Pourquoi c'est inspirant
Le jeu ne raconte rien, il donne à voir. Chaque scène de mort est un arrêt sur image en trois dimensions, sans commentaire, précédée de quelques secondes de son. Ce qui s'est passé n'est écrit nulle part : il est dans la position des corps, un tatouage, un accent, une paire de bottes. Le récit complet existe entièrement dans la tête du joueur, et nulle part ailleurs.
La validation par groupes de trois est la trouvaille. Le registre ne confirme une réponse que lorsque trois sont justes en même temps. Impossible de tester une identité à l'aveugle et de lire la réponse dans le retour du jeu : il faut être sûr de trois choses avant de savoir qu'on avait raison d'une seule.

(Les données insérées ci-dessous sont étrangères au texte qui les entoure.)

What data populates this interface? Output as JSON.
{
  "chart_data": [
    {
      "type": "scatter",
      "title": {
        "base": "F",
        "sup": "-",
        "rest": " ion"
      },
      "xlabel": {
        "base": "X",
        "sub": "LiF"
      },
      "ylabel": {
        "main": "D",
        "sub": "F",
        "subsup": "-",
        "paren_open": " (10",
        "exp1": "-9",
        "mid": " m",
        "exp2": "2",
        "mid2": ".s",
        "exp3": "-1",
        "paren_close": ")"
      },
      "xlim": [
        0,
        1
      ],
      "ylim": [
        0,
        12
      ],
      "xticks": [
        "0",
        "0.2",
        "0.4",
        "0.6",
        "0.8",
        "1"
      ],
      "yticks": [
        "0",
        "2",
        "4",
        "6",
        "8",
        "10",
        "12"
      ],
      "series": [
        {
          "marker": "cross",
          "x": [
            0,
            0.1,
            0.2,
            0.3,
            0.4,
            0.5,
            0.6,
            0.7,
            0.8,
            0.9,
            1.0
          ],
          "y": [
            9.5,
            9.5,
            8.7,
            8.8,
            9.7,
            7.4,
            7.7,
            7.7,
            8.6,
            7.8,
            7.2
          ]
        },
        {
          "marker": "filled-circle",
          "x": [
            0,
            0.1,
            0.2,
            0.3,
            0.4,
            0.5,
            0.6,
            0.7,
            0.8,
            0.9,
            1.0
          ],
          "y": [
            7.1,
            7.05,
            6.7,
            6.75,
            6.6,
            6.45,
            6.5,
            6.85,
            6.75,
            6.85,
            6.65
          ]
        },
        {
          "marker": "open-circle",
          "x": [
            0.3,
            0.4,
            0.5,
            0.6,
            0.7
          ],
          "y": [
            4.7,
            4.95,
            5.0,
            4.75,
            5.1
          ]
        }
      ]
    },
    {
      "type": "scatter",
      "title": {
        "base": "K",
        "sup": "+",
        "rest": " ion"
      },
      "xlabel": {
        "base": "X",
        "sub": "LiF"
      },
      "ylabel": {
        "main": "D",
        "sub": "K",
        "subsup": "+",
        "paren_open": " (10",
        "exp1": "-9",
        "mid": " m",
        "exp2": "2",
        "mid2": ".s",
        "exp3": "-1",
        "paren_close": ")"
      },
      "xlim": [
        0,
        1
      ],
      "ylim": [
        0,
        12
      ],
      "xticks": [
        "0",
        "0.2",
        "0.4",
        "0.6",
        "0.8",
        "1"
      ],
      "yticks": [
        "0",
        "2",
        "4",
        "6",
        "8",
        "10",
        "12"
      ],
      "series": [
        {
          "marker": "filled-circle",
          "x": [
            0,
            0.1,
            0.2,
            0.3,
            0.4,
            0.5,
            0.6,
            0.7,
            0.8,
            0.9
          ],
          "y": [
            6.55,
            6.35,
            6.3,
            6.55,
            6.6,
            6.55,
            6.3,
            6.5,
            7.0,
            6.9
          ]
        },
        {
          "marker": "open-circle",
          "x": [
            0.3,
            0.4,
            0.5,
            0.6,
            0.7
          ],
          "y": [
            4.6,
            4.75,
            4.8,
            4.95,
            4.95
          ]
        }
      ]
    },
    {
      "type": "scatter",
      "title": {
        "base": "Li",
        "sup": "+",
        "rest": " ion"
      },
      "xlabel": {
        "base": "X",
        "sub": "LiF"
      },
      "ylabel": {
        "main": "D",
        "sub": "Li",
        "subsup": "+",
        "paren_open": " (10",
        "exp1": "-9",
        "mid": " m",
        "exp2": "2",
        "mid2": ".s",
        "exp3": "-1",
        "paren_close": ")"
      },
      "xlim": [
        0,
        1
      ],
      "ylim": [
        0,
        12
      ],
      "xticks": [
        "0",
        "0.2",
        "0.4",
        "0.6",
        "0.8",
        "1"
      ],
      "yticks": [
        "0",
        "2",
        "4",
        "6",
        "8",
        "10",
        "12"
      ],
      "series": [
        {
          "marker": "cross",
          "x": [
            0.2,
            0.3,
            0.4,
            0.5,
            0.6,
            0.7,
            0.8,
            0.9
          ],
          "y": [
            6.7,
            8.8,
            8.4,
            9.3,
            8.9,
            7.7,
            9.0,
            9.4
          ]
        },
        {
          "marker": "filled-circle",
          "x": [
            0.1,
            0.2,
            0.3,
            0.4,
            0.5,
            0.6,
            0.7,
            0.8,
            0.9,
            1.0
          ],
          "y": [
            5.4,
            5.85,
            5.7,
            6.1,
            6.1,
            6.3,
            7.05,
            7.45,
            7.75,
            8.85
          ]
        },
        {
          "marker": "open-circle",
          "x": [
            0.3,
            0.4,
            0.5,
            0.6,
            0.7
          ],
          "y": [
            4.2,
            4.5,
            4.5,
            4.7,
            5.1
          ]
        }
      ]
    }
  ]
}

C'est une règle de trois lignes qui transforme un questionnaire en enquête, et elle vaut d'être copiée partout où un système vérifie des hypothèses.
L'ordre n'existe pas. Les scènes s'ouvrent en chaîne, mais les soixante fiches se remplissent dans le désordre, par recoupements — celui qu'on identifie au chapitre trois se reconnaît au chapitre neuf. Une Structure Constellation (Rhizome) où le lien entre deux nœuds n'est pas un lien cliquable : c'est une ressemblance que personne n'a signalée.

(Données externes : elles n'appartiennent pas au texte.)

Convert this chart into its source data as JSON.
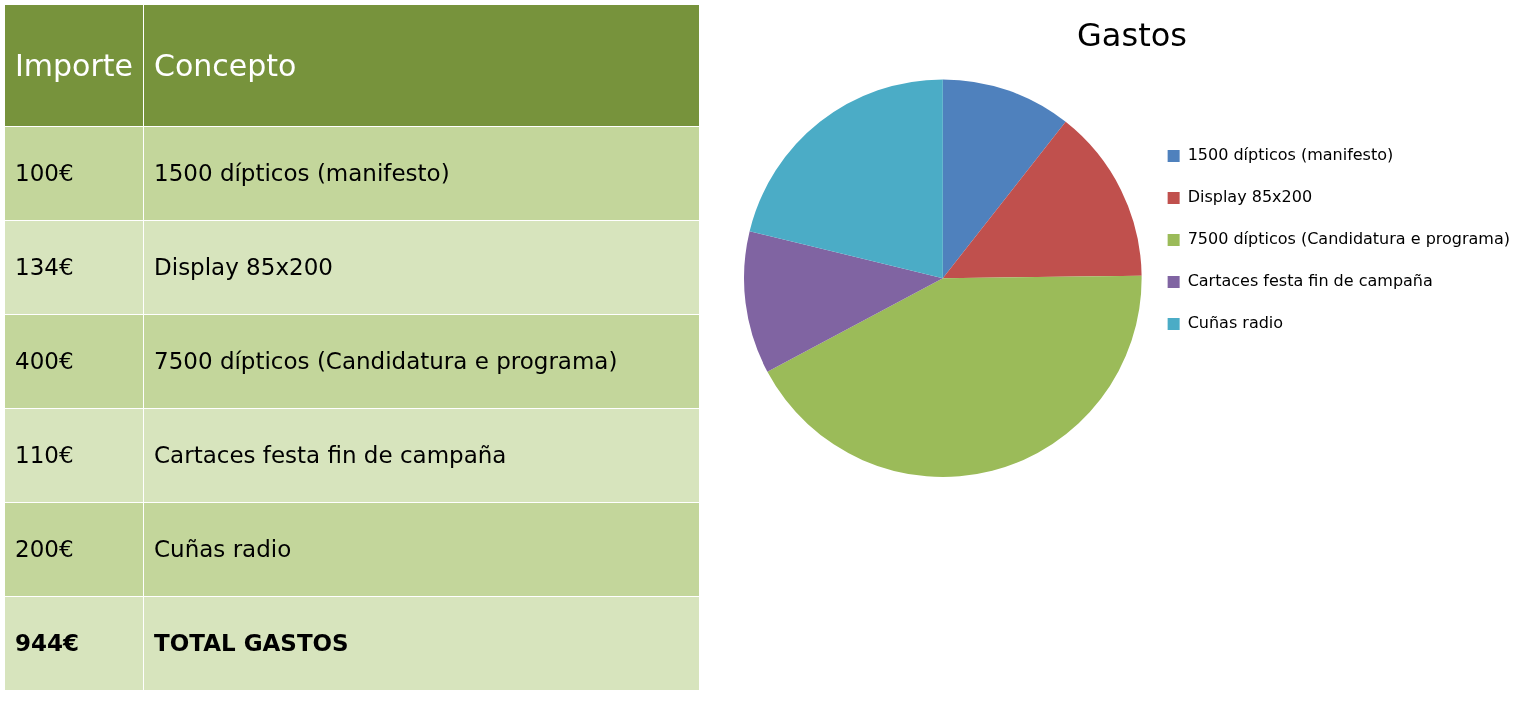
{
  "chart_data": {
    "type": "pie",
    "title": "Gastos",
    "categories": [
      "1500 dípticos (manifesto)",
      "Display 85x200",
      "7500 dípticos (Candidatura e programa)",
      "Cartaces festa fin de campaña",
      "Cuñas radio"
    ],
    "values": [
      10.6,
      14.2,
      42.4,
      11.6,
      21.2
    ],
    "colors": [
      "#4f81bd",
      "#c0504d",
      "#9bbb59",
      "#8064a2",
      "#4bacc6"
    ],
    "legend": "right",
    "annotations": [
      "Importe",
      "Concepto",
      "100€",
      "134€",
      "400€",
      "110€",
      "200€",
      "944€",
      "TOTAL GASTOS"
    ]
  }
}
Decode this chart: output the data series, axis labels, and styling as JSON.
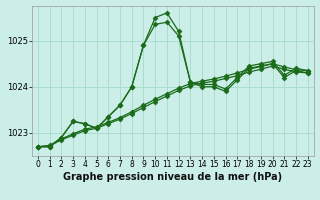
{
  "title": "Graphe pression niveau de la mer (hPa)",
  "bg_color": "#cceee8",
  "grid_color": "#aaddcc",
  "line_color": "#1a6b1a",
  "xlim": [
    -0.5,
    23.5
  ],
  "ylim": [
    1022.5,
    1025.75
  ],
  "yticks": [
    1023,
    1024,
    1025
  ],
  "xticks": [
    0,
    1,
    2,
    3,
    4,
    5,
    6,
    7,
    8,
    9,
    10,
    11,
    12,
    13,
    14,
    15,
    16,
    17,
    18,
    19,
    20,
    21,
    22,
    23
  ],
  "series": [
    {
      "x": [
        0,
        1,
        2,
        3,
        4,
        5,
        6,
        7,
        8,
        9,
        10,
        11,
        12,
        13,
        14,
        15,
        16,
        17,
        18,
        19,
        20,
        21,
        22,
        23
      ],
      "y": [
        1022.7,
        1022.7,
        1022.9,
        1023.25,
        1023.2,
        1023.1,
        1023.35,
        1023.6,
        1024.0,
        1024.9,
        1025.5,
        1025.6,
        1025.2,
        1024.1,
        1024.05,
        1024.05,
        1023.95,
        1024.2,
        1024.45,
        1024.5,
        1024.55,
        1024.25,
        1024.4,
        1024.35
      ]
    },
    {
      "x": [
        0,
        1,
        2,
        3,
        4,
        5,
        6,
        7,
        8,
        9,
        10,
        11,
        12,
        13,
        14,
        15,
        16,
        17,
        18,
        19,
        20,
        21,
        22,
        23
      ],
      "y": [
        1022.7,
        1022.7,
        1022.9,
        1023.25,
        1023.2,
        1023.1,
        1023.35,
        1023.6,
        1024.0,
        1024.9,
        1025.35,
        1025.4,
        1025.1,
        1024.1,
        1024.0,
        1024.0,
        1023.9,
        1024.15,
        1024.4,
        1024.45,
        1024.5,
        1024.2,
        1024.35,
        1024.3
      ]
    },
    {
      "x": [
        0,
        1,
        2,
        3,
        4,
        5,
        6,
        7,
        8,
        9,
        10,
        11,
        12,
        13,
        14,
        15,
        16,
        17,
        18,
        19,
        20,
        21,
        22,
        23
      ],
      "y": [
        1022.7,
        1022.72,
        1022.85,
        1022.95,
        1023.05,
        1023.1,
        1023.2,
        1023.3,
        1023.42,
        1023.55,
        1023.68,
        1023.8,
        1023.92,
        1024.02,
        1024.08,
        1024.12,
        1024.18,
        1024.24,
        1024.32,
        1024.38,
        1024.45,
        1024.38,
        1024.32,
        1024.3
      ]
    },
    {
      "x": [
        0,
        1,
        2,
        3,
        4,
        5,
        6,
        7,
        8,
        9,
        10,
        11,
        12,
        13,
        14,
        15,
        16,
        17,
        18,
        19,
        20,
        21,
        22,
        23
      ],
      "y": [
        1022.7,
        1022.73,
        1022.87,
        1022.98,
        1023.08,
        1023.13,
        1023.23,
        1023.33,
        1023.46,
        1023.6,
        1023.73,
        1023.85,
        1023.97,
        1024.07,
        1024.12,
        1024.17,
        1024.23,
        1024.3,
        1024.38,
        1024.44,
        1024.5,
        1024.43,
        1024.37,
        1024.35
      ]
    }
  ],
  "marker": "D",
  "markersize": 2.5,
  "linewidth": 0.9,
  "tick_fontsize": 5.5,
  "title_fontsize": 7.0,
  "title_fontweight": "bold"
}
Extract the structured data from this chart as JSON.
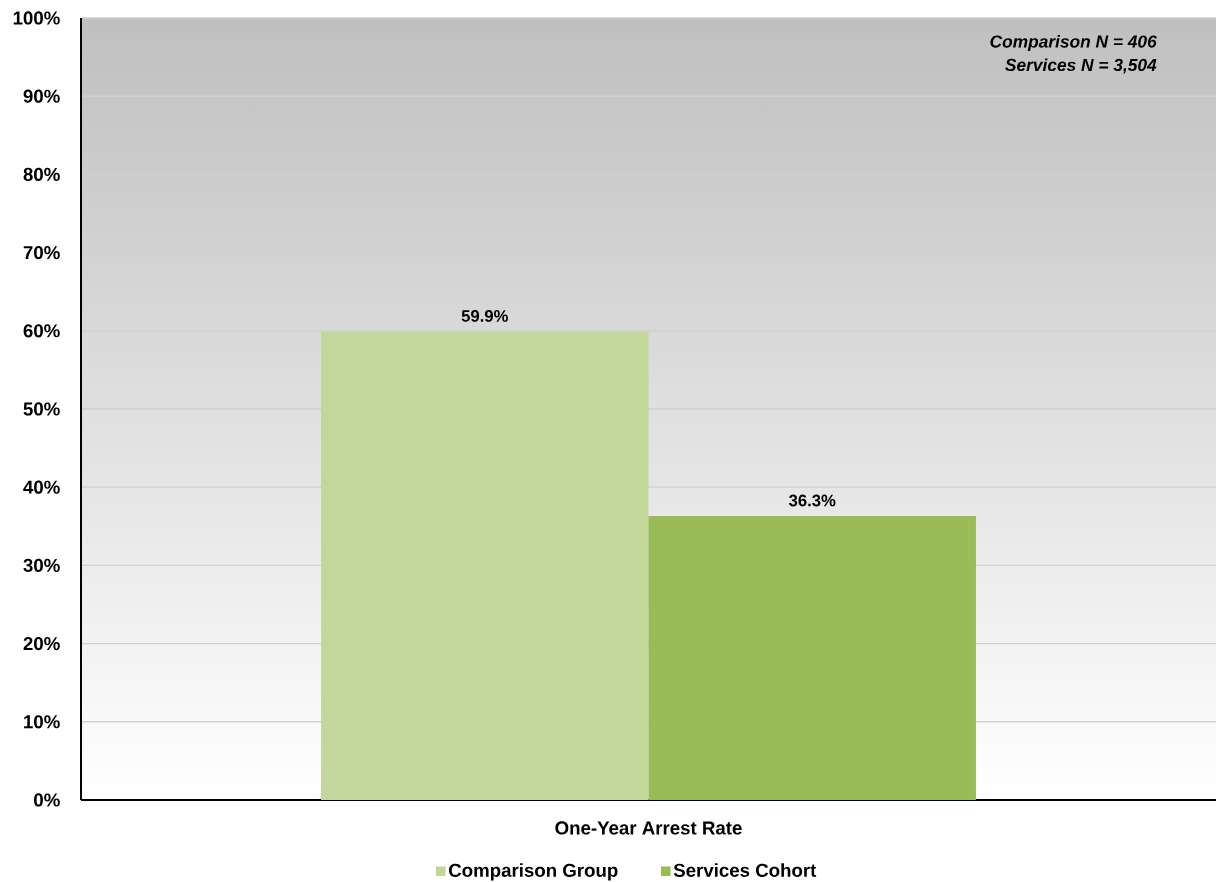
{
  "chart_data": {
    "type": "bar",
    "categories": [
      "One-Year Arrest Rate"
    ],
    "series": [
      {
        "name": "Comparison Group",
        "color": "#c4d79b",
        "values": [
          59.9
        ],
        "value_labels": [
          "59.9%"
        ]
      },
      {
        "name": "Services Cohort",
        "color": "#9bbb59",
        "values": [
          36.3
        ],
        "value_labels": [
          "36.3%"
        ]
      }
    ],
    "ylim": [
      0,
      100
    ],
    "yticks": [
      {
        "value": 0,
        "label": "0%"
      },
      {
        "value": 10,
        "label": "10%"
      },
      {
        "value": 20,
        "label": "20%"
      },
      {
        "value": 30,
        "label": "30%"
      },
      {
        "value": 40,
        "label": "40%"
      },
      {
        "value": 50,
        "label": "50%"
      },
      {
        "value": 60,
        "label": "60%"
      },
      {
        "value": 70,
        "label": "70%"
      },
      {
        "value": 80,
        "label": "80%"
      },
      {
        "value": 90,
        "label": "90%"
      },
      {
        "value": 100,
        "label": "100%"
      }
    ],
    "grid": "y",
    "legend": "bottom",
    "annotations": [
      "Comparison N = 406",
      "Services N = 3,504"
    ]
  }
}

Le noir et blanc tramé n'est pas de la nostalgie. Deux couleurs, un tramage d'imprimante des années 1980 : on distingue une silhouette et un geste, on ne distingue pas un visage du premier coup. La contrainte graphique fabrique exactement la difficulté que le jeu vend. Un rendu photoréaliste rendrait l'énigme triviale.
Ce qui coince
La déduction repose beaucoup sur des indices d'appartenance : l'accent, le teint, l'uniforme, le nom de famille. C'est fidèle à un équipage de 1807 et c'est aussi un jeu qui demande de reconnaître des gens à leur origine supposée. Ça se discute plutôt que ça ne s'évite.
Et ça ne se joue qu'une fois. La deuxième partie n'a plus d'objet, puisque tout le contenu est la découverte. C'est le prix d'une œuvre dont la mécanique et le sujet sont la même chose — Immortality paie exactement la même.